Green barley whistles (Oat sprigs)

Green barley whistles (Oat sprigs)
Green barley whistles © Lydia Zarceño, Valladolid. 'Copyleft' Luis Á. Payno y Lydia Zarceño

Green barley whistles (Oat sprigs)

A cereal sprig is used to make this wind instrument which is widespread and known anywhere this type of plant, grown since ancient times, is found. 

A sprig of rye, barley or any other cereal which is thick and long enough is cut and knotted at one end, leaving the other one open, preferably not too dry. Using a sharp instrument and at the knotted end a section of fibre is separated down one side to make a strip which vibrates as the air passes by. With a hot wire or a penknife holes can be made for fingerstops.

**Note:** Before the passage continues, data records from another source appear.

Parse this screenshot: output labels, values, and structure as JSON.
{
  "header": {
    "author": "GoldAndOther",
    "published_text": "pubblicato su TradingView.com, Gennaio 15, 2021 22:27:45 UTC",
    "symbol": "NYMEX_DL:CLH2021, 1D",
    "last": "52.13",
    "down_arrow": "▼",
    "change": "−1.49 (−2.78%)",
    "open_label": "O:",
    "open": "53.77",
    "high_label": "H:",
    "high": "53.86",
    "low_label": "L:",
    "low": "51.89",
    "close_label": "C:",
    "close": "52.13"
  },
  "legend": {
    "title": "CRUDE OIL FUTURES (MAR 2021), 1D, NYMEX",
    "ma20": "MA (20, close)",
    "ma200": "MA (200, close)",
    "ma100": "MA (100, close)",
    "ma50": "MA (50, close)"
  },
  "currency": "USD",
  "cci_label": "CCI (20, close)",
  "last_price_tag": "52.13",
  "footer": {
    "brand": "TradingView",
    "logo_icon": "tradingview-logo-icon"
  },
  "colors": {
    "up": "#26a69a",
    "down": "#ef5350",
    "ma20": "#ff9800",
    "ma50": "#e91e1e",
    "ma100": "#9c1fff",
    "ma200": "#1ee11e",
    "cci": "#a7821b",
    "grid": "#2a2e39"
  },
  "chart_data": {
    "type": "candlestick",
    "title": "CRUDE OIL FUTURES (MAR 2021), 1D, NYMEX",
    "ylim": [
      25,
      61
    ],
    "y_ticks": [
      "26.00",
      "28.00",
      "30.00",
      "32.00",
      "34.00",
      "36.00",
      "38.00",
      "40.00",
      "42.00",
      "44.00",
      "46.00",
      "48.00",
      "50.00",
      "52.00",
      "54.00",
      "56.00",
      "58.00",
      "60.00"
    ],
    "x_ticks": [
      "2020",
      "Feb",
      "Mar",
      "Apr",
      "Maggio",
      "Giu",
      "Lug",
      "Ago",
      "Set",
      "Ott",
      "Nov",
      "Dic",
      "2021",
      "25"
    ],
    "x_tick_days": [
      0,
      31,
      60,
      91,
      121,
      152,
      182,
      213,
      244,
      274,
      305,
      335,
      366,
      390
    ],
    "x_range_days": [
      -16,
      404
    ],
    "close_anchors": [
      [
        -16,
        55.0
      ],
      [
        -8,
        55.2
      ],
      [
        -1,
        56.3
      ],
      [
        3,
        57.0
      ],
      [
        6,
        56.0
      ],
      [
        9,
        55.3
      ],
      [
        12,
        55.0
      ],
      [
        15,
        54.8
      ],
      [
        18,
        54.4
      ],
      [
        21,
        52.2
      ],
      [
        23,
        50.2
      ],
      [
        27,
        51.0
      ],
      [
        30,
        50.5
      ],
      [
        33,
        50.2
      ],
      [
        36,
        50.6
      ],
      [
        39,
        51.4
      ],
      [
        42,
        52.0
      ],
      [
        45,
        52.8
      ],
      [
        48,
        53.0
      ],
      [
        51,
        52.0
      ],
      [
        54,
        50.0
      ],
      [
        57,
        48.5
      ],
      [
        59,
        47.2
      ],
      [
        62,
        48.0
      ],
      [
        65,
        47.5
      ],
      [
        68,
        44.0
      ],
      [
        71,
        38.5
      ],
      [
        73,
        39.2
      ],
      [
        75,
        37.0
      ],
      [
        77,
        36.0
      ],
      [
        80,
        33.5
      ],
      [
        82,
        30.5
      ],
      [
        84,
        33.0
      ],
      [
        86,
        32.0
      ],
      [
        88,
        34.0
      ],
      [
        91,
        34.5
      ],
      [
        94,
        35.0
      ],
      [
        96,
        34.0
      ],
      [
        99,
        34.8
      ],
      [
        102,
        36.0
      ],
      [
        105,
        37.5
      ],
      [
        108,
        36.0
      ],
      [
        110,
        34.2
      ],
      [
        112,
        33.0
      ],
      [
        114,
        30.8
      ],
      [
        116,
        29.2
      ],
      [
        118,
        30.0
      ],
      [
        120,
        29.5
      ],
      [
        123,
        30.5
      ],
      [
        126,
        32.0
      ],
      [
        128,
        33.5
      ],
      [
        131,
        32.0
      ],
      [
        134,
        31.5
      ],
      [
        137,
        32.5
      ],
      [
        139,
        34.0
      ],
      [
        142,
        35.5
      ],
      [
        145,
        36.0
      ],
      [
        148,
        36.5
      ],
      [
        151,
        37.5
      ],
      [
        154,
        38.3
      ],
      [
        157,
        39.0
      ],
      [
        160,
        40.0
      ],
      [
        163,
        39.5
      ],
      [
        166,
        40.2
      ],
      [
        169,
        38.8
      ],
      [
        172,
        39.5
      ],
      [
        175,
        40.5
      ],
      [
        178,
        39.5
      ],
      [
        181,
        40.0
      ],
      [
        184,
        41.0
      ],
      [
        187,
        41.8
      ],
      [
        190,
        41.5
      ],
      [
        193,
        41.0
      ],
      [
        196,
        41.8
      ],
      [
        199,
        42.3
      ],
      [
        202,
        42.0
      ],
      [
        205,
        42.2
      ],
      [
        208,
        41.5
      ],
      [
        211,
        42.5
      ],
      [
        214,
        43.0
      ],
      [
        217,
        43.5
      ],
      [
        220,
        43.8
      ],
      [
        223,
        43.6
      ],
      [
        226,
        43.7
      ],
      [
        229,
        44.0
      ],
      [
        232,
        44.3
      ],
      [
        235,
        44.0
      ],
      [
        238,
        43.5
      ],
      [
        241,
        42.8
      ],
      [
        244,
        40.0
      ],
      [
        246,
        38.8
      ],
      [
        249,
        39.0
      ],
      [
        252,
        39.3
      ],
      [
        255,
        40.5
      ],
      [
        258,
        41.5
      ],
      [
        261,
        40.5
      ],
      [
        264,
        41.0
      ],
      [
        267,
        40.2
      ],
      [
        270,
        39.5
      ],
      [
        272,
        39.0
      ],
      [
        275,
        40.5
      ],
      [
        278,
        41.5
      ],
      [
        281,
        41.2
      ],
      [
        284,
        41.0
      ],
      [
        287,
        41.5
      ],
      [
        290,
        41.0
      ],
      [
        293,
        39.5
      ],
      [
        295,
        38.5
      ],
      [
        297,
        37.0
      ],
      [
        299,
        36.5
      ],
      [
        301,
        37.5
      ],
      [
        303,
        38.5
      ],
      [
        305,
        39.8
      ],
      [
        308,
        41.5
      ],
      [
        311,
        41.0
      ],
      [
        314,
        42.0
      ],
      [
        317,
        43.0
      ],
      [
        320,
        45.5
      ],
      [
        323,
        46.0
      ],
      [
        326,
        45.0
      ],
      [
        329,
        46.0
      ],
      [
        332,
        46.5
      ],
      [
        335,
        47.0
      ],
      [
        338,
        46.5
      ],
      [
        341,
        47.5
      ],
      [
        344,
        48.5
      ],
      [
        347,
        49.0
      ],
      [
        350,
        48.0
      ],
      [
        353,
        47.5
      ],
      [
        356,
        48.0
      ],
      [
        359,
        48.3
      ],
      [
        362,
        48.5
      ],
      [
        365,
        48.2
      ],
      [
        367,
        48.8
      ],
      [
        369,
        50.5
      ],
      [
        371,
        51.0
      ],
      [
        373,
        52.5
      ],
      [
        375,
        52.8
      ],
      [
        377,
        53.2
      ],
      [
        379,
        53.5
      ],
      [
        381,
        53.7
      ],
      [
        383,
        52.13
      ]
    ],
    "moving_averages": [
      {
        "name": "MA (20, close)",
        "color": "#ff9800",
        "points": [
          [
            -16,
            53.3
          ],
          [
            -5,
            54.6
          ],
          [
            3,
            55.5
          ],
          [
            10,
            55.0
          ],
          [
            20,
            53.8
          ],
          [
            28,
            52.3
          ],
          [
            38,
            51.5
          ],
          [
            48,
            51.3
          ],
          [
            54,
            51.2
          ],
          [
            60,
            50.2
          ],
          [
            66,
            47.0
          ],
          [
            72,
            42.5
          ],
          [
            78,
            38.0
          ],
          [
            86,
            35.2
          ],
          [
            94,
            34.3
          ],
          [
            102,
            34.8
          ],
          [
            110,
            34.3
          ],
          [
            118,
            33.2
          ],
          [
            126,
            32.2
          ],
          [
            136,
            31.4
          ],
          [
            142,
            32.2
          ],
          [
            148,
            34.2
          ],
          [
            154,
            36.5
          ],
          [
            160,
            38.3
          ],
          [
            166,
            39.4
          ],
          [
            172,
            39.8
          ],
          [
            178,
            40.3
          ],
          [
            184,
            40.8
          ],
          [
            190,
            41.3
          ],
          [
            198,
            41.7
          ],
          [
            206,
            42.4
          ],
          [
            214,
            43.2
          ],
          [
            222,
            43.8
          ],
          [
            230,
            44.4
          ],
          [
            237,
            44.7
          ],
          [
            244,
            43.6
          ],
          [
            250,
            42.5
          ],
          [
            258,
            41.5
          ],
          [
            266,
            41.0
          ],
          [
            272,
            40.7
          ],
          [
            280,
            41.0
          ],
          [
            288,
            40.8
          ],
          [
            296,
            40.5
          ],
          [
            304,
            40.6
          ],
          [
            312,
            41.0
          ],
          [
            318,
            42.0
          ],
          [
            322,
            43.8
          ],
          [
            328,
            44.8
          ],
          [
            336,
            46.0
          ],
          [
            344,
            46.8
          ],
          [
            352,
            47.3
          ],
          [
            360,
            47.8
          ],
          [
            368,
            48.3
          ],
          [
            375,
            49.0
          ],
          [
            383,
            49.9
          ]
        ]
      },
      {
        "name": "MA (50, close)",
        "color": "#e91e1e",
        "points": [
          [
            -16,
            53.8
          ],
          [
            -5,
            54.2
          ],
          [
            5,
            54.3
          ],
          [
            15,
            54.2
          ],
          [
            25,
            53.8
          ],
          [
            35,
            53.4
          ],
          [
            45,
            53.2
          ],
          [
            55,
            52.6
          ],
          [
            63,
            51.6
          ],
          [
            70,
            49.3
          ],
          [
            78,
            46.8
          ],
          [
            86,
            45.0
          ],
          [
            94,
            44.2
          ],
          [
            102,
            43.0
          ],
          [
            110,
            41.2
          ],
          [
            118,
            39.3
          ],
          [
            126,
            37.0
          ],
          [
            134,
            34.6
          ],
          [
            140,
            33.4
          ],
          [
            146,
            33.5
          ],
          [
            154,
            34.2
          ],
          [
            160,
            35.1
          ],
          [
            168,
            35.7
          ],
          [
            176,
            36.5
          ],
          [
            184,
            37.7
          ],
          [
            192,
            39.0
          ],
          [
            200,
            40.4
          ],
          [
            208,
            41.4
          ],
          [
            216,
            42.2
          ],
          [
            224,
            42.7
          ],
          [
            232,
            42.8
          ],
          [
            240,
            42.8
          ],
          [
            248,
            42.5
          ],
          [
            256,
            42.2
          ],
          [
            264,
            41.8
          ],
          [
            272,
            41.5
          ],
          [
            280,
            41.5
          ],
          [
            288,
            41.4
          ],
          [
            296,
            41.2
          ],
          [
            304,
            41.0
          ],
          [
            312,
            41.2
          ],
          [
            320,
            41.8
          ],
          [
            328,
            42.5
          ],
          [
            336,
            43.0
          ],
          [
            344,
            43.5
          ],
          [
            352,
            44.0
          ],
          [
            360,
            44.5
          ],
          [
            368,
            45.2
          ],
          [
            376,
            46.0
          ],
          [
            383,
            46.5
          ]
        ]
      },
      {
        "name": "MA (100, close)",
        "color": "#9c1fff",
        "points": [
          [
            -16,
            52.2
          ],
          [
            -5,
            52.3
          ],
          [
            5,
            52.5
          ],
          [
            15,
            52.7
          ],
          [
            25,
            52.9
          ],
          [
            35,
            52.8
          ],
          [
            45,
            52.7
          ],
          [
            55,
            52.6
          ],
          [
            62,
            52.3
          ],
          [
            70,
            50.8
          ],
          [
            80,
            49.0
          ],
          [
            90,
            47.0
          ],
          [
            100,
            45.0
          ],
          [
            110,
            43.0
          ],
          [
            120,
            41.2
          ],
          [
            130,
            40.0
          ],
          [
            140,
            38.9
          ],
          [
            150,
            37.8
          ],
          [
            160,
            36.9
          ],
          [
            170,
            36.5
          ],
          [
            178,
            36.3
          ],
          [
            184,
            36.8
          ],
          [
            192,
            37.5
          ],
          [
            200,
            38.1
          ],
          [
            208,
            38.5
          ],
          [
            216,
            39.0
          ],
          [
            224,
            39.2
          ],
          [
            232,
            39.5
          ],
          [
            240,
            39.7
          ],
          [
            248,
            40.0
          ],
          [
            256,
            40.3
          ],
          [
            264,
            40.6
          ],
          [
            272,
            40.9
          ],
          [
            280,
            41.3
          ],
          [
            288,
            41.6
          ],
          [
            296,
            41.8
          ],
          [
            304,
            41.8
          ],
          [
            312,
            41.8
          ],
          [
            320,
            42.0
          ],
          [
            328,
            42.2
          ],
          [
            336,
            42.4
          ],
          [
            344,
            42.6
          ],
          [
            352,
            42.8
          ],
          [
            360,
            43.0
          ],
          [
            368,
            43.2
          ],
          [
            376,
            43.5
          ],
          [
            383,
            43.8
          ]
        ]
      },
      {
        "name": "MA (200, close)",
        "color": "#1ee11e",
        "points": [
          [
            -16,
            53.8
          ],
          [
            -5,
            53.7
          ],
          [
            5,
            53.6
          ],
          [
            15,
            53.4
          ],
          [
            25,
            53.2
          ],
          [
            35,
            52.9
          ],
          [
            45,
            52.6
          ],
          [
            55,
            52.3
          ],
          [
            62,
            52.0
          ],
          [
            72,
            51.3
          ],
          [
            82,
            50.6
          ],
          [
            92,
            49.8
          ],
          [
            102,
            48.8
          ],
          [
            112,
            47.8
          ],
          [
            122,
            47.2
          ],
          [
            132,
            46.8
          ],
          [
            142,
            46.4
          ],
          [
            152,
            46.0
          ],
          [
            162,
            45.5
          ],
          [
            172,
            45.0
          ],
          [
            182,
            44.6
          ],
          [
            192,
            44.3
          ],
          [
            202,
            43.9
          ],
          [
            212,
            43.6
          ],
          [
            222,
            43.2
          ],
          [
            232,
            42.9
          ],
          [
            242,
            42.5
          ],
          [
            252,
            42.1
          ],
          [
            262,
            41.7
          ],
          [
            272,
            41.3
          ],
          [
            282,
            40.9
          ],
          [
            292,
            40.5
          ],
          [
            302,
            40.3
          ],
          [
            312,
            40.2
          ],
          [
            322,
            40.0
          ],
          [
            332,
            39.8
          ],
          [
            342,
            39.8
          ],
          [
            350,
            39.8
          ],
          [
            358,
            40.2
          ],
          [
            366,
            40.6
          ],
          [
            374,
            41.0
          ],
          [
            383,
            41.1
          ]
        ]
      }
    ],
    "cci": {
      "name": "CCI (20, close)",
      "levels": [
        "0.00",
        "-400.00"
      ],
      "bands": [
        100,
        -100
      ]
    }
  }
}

Although this humble, seasonal and perishable instrument is considered a toy for children, the green barley shoot whistle was known from ancient to recent times in all the Iberian Peninsula and appears in classical literature, and even in prints of musical instruments like Bonani’s.

 It usually appears by the name “Zampoña” (which similar reed instruments with resonance pipes are also called).

Cervantes in Don Quixote mentions it in a proverb:  The barley is hard ready for zampoñas , this saying means that the moment or occasion for doing something has already passed.